Adrian Aebischer works at the University of Berne and is on one of his frequent field trips to check on a particular bird he is studying. Today he is trying to find Linos, an Eagle owl.
Like many others, this nocturnal bird of prey can easily travel far from its place of birth. Indeed, Linos was born in Switzerland and has migrated to the French side of the border.For nearly 12 months, the owl has been followed. Last spring it was equipped with a miniature satellite tracking transmitter. The French company CLS operates the Argos system which can locate and collect data from any mobile carrying such a transmitter wherever it may be on the planet's surface.
"Linos is hiding in the bushes somewhere here, he's surely seen us already," whispers Aebischer as he scans the surroundings with a small hand-held antenna and receiver indicating in which direction is the owl. The strength of the beacon's signal gives an indication of the distance.
"The satellite positions, which have a precision of some 200 metres, are given to us via the Internet.
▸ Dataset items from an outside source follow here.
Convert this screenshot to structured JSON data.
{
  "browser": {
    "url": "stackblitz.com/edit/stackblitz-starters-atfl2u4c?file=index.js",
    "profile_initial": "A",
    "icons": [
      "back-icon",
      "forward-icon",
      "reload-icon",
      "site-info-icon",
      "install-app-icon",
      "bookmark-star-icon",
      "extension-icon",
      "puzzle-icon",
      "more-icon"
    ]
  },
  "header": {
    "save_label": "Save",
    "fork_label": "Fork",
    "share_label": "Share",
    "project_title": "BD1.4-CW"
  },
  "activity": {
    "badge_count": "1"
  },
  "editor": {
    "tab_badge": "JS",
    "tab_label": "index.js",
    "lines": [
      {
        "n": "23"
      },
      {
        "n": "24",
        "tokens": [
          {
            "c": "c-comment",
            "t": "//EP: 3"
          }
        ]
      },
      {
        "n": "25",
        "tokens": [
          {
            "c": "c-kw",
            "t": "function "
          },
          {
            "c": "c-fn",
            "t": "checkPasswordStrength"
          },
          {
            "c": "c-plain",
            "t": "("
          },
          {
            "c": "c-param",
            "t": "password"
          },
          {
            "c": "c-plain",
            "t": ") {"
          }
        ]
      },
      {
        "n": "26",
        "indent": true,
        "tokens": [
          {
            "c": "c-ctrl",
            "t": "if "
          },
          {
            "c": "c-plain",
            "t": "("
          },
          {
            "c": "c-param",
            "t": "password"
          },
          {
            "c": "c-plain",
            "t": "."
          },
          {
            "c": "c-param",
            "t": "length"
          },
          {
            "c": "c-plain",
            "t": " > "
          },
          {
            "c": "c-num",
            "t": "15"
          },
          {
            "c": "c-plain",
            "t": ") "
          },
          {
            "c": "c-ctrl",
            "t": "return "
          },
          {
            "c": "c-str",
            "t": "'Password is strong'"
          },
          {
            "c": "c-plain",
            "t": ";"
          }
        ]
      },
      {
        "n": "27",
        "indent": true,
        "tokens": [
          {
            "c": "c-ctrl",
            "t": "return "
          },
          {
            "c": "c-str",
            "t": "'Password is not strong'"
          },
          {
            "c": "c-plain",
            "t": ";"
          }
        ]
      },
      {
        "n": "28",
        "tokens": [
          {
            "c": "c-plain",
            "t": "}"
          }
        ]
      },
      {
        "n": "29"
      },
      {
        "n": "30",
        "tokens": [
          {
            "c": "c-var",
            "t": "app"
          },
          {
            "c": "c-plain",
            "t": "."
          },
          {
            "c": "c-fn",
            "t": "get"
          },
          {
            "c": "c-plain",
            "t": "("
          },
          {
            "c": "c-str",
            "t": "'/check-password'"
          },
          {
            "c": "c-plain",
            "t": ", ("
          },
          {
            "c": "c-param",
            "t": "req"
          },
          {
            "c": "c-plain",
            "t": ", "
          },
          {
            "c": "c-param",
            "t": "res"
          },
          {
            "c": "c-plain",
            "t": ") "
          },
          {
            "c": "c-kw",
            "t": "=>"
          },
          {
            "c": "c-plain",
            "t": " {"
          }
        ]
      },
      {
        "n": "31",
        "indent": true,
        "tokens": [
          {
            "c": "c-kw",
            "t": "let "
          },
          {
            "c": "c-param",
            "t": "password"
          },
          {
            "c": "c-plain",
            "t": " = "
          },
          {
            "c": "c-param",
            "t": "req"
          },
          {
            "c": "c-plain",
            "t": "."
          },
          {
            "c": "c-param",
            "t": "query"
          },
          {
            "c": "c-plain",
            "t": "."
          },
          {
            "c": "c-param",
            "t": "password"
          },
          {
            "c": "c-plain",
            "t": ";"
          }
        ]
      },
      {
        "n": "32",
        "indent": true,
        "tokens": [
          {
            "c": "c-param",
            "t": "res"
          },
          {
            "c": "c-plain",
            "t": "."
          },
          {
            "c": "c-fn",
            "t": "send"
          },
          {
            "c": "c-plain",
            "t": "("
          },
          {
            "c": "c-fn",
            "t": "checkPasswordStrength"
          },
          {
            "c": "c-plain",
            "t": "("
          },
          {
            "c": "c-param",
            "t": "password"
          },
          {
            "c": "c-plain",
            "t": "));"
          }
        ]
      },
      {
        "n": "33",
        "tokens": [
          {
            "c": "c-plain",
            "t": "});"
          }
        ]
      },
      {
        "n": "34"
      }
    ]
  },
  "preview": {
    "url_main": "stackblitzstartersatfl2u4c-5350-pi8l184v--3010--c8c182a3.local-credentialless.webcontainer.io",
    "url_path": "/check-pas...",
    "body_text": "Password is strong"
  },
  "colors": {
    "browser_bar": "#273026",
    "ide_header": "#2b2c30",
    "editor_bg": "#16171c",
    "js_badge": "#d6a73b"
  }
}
When we see the changing position of the beacon we know a bird is alive. We often come to check the natural surroundings in which it is living."
But sometimes the plots on the computer screens do not move for several days. The ornithologists then get worried and a field excursion is necessary to discover what has happened.
The University of Berne has thus been able to gather statistics and evidence on a frequent cause of mortality of the Eagle owl: electrocution. Studies and liaison with the Swiss electricity companies has led to the isolation of a number of pylons in nesting areas and on migration routes.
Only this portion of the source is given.